Formato: Online Artículo Texto
Lenguaje:English
Publicado: Public Library of Science 2012
Materias:
Acceso en línea:https://www.ncbi.nlm.nih.gov/pmc/articles/PMC3454416/
https://www.ncbi.nlm.nih.gov/pubmed/23028473
http://dx.doi.org/10.1371/journal.pone.0043840
Descripción
Sumario:Recent associations between age-related differentially methylated sites and bivalently marked chromatin domains have implicated a role for these genomic regions in aging and age-related diseases. However, the overlap between such epigenetic modifications has so far only been identified with respect to age-associated hyper-methylated sites in blood. In this study, we observed that age-associated differentially methylated sites characterized in the human brain were also highly enriched in bivalent domains. Analysis of hyper- vs. hypo-methylated sites partitioned by age (fetal, child, and adult) revealed that enrichment was significant for hyper-methylated sites identified in children and adults (child, fold difference = 2.28, P = 0.0016; adult, fold difference = 4.73, P = 4.00×10(−5)); this trend was markedly more pronounced in adults when only the top 100 most significantly hypo- and hyper-methylated sites were considered (adult, fold difference = 10.7, P = 2.00×10(−5)). Interestingly, we found that bivalently marked genes overlapped by age-associated hyper-methylation in the adult brain had strong involvement in biological functions related to developmental processes, including neuronal differentiation.
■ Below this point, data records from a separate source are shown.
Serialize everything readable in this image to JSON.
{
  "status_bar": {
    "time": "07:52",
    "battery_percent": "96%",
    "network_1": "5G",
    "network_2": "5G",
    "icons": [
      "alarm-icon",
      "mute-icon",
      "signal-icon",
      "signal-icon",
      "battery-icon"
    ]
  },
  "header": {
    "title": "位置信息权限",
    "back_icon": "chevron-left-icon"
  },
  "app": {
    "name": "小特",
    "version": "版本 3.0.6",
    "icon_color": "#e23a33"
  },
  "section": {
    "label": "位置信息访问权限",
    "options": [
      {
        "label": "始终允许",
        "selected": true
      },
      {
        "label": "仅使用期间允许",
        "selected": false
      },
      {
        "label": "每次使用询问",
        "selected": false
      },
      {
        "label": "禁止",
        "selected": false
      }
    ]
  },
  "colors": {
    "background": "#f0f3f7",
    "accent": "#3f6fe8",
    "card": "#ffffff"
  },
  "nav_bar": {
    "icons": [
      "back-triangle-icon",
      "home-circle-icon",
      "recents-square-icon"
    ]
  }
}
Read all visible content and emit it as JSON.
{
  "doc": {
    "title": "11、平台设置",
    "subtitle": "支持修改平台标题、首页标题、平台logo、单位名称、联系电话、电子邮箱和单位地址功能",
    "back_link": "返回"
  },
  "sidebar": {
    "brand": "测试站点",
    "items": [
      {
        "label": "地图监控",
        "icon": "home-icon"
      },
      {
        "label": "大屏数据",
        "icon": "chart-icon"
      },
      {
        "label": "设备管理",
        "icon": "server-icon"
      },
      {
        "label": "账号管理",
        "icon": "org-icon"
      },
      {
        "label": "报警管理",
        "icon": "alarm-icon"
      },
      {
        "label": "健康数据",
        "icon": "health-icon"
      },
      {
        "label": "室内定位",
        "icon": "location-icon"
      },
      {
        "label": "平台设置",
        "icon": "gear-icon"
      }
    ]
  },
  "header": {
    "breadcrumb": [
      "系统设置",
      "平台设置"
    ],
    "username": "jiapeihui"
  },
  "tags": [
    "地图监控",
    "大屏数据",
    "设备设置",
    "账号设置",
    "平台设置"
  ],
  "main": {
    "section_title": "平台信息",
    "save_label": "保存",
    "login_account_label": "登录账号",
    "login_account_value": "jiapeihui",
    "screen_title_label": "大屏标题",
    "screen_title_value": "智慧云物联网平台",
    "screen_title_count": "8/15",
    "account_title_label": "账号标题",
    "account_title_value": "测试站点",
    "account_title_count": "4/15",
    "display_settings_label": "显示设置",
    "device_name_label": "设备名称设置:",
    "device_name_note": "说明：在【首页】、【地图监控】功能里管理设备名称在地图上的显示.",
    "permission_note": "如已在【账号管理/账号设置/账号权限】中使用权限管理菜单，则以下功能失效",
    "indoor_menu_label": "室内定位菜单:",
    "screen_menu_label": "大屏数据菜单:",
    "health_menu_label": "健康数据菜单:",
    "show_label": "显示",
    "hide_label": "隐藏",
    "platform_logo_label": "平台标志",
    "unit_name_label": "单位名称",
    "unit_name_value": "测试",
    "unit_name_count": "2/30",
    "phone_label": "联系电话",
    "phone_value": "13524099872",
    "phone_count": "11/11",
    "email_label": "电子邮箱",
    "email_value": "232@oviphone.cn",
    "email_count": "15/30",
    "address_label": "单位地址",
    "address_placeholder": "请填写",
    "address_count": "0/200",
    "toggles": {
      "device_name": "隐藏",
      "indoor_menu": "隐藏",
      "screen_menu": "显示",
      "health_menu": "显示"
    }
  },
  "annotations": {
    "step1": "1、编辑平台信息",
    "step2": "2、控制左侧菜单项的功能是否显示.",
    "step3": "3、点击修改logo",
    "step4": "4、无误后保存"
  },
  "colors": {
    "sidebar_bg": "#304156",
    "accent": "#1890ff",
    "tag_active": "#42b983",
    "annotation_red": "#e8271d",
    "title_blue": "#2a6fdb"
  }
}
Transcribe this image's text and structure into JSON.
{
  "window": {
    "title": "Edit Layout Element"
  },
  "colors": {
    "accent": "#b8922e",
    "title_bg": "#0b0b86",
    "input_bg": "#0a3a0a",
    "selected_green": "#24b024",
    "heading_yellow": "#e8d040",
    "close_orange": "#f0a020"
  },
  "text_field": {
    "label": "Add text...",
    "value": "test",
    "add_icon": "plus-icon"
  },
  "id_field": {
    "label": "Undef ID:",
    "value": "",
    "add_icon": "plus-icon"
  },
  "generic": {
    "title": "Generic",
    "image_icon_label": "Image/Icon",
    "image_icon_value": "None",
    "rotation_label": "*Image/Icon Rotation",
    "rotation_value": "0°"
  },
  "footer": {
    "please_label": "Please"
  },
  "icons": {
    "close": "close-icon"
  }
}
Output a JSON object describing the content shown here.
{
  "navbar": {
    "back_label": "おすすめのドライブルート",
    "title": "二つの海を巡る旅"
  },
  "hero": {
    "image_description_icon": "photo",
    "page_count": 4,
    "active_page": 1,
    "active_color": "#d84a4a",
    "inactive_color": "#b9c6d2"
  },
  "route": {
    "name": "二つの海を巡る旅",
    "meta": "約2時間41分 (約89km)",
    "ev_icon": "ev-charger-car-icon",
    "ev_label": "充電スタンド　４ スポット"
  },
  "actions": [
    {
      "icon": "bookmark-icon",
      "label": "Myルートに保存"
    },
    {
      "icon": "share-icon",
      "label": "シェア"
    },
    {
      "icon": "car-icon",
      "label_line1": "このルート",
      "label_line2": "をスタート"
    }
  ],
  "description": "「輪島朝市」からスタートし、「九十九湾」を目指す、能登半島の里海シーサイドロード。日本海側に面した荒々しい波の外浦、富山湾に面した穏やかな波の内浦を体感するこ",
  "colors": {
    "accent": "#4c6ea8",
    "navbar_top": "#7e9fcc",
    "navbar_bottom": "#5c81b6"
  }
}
Our findings provide evidence that the accumulation of methylation in bivalent gene regions with age is likely to be a common process that occurs across tissue types. Furthermore, particularly with respect to the aging brain, this accumulation might be targeted to loci with important roles in cell differentiation and development, and the closing off of these developmental pathways. Further study of these genes is warranted to assess their potential impact upon the development of age-related neurological disorders.